Была уже ночь, когда, потрясенный, полностью обессилевший, я доволокся до дома, волоча лопату, и привалился к фюзеляжу, переводя дыхание. Ночка выдалась непростой. Но сюрпризы еще не кончились! Они валились как из рога изобилия! Движение за спиной! Я его, скорее, почувствовал, чем услышал. Воздух напрягся, смрадом повеяло, я уже знал, что подвергаюсь атаке! Оттолкнулся от фюзеляжа, сжал лопату обеими руками – и резко, на выдохе, отправил ее по дуге себе за спину!

Я врезал этой твари точно по виску! Так мы еще и дама! Она не долетела до меня со своими растопыренными когтями, свалилась, как подкошенная. Я активировал фонарик и на всякий случай отодвинулся. Точно, женщина. Я оглушил ее довольно качественно. Не старая, в пахучих лохмотьях не по сезону (интересно, невольно я задумался, они способны чувствовать холод?), редкие волосы, «аппетитные» проплешины на черепе. Лицо в коростах, в засохшем гное. И главный признак прогрессирующей заразы – воспаленные, выкаченные из орбит глаза с демоническим блеском. Они блуждали, расширенные зрачки носились по карусели. Дрожали и уже отрывались от земли деформированные конечности – опухшие пальцы с узловатыми наростами на суставах, обладающие необычайной силой и завидными хватательными способностями – еще один признак съедающей организм заразы. Больная пробуждалась – такое ощущение, что из нее насосом выпускали воздух, а потом накачивали. Остановились глаза – они не щурились от яркого света, молния взорвалась в глубине глазных яблок! Оскалилась пасть, унизанная острыми зубами. Я занес лопату и перерубил ей горло – стараясь не думать, что когда-то это была обыкновенная женщина.

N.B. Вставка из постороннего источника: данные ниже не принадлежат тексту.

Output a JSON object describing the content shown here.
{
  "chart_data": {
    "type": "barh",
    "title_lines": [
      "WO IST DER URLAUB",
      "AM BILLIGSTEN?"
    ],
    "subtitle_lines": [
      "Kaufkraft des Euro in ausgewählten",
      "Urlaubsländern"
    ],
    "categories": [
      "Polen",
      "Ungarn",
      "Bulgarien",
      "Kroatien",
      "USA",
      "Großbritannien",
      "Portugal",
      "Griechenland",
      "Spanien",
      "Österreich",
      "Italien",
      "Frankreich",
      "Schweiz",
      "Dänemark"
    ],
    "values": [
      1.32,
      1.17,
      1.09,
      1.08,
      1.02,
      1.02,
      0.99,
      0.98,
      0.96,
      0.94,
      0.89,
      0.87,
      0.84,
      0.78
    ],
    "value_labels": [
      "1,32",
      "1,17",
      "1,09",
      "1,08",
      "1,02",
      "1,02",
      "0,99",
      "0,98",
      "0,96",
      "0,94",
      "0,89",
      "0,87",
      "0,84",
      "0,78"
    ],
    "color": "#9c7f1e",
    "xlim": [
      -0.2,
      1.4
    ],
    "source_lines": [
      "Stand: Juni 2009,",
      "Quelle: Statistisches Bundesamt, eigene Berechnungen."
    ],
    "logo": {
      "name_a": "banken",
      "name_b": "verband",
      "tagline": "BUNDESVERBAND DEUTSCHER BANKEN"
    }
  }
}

После этого я взял лопату наперевес, пристроил фонарь и принялся вглядываться в темноту.

– Ну что, твари, есть желающие? – процедил я. – Подходите, накормлю…

Мог бы не стараться. Претендентов больше не было. Возможно, только трое проникли на охраняемую территорию (первая ласточка), и пока мужчины рыскали вокруг самолета, их подруга блуждала в стороне. Тяжело вздохнув, я обхватил ее за лодыжку и поволок к провалу в грунте, куда уже спустил двоих…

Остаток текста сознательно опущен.